The inverter and the NAND get should have been real easy.
The flip-flop may have been tricky, but I think the hint should have been enough.
Was sick for most of the week, and there is the meet-up this weekend, but after that, I'll get cranking on explanations again. Just wanted to see if people are still interested.
Not planning too far ahead, but whats left for our little design is the actual circuits (crude-ones) to implement the bus traffic specified earlier. May have one more generic post on memories and multiplexers before that.
After that, I was think of using a more complicated example program that "polls" the switch bank...which would then segue well into the creation of interrupts (and we could go over an abstract implementation of those).
Then I was thinking, we could go over the concepts of "timing" and "clocking" in more detail in order to introduce the motivation for "pipelining." Once we "pipeline" then we can introduce the concepts of "hazards," and various ways to handle them, and to a light intro to "precise interrupts".

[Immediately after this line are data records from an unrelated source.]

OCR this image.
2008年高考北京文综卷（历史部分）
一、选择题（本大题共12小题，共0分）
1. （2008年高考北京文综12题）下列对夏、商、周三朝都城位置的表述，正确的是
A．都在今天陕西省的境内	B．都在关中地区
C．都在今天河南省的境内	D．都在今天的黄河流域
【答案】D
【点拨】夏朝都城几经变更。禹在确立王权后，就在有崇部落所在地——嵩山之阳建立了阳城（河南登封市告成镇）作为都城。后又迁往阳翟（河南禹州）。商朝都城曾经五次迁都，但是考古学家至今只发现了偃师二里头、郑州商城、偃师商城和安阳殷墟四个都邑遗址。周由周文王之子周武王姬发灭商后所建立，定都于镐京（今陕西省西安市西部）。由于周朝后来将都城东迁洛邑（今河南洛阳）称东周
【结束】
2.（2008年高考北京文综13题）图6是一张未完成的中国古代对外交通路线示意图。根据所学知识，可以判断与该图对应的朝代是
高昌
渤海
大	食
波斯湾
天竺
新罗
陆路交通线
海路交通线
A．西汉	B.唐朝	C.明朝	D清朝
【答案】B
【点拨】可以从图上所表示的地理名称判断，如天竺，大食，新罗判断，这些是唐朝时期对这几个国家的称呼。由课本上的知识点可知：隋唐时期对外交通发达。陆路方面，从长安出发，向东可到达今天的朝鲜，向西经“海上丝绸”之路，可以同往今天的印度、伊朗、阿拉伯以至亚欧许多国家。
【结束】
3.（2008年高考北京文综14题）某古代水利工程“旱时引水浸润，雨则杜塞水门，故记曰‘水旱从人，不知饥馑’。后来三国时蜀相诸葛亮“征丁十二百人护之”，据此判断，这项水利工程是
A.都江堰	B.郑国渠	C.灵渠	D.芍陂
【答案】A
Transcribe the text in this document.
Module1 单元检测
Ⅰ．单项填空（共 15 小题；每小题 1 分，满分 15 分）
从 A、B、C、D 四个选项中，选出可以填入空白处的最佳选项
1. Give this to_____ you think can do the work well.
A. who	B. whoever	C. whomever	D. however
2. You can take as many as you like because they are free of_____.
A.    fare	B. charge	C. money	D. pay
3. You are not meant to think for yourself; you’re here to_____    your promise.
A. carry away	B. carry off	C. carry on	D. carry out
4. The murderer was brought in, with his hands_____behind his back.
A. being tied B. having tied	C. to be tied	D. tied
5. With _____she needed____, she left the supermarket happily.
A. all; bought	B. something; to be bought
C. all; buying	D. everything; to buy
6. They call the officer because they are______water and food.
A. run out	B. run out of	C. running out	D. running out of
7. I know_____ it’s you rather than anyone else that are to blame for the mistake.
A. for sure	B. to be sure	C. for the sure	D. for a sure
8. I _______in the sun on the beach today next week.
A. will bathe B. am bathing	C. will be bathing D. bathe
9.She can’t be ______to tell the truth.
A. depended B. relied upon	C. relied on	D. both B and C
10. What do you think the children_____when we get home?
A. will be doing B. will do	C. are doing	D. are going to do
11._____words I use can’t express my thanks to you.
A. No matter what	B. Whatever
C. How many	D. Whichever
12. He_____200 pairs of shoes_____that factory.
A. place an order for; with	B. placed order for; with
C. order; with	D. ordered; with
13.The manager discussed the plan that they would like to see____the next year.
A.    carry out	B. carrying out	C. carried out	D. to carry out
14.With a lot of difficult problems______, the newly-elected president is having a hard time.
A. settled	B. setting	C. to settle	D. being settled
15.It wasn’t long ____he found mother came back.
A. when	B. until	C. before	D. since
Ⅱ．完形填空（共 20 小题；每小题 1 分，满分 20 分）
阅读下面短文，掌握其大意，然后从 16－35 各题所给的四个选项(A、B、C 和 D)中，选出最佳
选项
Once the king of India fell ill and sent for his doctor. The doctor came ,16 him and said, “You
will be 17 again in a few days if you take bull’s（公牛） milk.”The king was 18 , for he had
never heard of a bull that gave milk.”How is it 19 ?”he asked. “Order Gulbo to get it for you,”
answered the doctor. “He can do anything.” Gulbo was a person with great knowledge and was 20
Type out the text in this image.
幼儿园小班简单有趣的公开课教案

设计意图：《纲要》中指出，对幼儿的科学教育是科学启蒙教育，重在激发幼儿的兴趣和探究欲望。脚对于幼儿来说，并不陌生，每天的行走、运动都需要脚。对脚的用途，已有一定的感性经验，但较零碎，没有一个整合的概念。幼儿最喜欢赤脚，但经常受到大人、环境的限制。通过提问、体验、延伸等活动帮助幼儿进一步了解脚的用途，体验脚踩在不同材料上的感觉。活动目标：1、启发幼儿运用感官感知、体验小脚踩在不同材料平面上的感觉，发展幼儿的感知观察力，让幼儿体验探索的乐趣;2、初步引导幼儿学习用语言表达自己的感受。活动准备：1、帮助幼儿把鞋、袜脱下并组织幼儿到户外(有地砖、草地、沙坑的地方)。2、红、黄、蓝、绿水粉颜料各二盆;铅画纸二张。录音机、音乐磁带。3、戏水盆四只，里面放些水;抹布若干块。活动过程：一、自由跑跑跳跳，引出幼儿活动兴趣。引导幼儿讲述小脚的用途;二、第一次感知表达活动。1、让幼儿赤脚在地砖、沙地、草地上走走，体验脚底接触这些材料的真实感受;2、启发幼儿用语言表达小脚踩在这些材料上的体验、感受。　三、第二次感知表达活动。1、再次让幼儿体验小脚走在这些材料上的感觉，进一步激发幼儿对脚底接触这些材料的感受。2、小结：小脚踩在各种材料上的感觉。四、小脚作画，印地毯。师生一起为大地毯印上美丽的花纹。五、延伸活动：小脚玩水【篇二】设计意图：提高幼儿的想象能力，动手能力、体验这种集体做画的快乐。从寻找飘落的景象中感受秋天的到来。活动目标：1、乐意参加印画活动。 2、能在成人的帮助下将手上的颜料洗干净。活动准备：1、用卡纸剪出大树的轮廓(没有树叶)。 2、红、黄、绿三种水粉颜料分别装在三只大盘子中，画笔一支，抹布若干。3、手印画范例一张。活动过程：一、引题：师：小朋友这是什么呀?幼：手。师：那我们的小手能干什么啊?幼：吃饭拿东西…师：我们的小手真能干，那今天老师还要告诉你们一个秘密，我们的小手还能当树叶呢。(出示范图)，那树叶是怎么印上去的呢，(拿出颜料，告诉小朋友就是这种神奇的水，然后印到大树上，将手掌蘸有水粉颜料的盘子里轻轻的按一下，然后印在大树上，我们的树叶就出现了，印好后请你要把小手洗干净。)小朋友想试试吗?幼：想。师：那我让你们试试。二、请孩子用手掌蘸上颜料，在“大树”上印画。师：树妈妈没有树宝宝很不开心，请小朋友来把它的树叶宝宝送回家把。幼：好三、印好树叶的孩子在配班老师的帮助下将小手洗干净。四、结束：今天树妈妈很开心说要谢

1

Then there are two possible tracks we could follow:
1) Stay focused on the processor and cover things like super-scalar architectures leading to out-of-order execution (where we need to return to precise interrupts) and we revisit precise interrupts. That has a whole bunch of stuff, like the Tomasulo algorithm/instruction scheduling, branch prediction/error recovery, register renaming, and a whole bunch of other stuff. Then there are vector processors (or vector instructions), stream processesors, and heterogeneous processors like CELL, and various GPUs (nVidia's Tesla is the likely candidate). Then there is the VLIW and EPIC type instructions sets as well. After which we can go on to 2) not having to worry about returning to the guts of a processor too often.
2) The other path is to step away from the processor itself for a little, and take a more system level view where we look at work-loads and benchmarking, and deciding what architectural improvements are actually worth doing for particular work-loads, memory hierarchies, caching, paging, segmentation, snooping and directories, etc. We'll Look at virtual-machines, offloading, and parallel processing in a lot of different models (SMP/CMP shared memory vs. message passing), and the various techniques and traps programmers can fall into when using multiple processors. Cover reliability, availability, bandwidth, and latency of clusters. Look at some basic compiler techniques, and evaluate parallelism in general from an abstract perspective. This gives adequate context for understanding the trade-offs we do when we cover the things in path 1). This is my preferred path.
Anyway, someone let me know if their still interested (breaks have a way of making people lose interest). It does take me some time, so I'd rather not post to the void.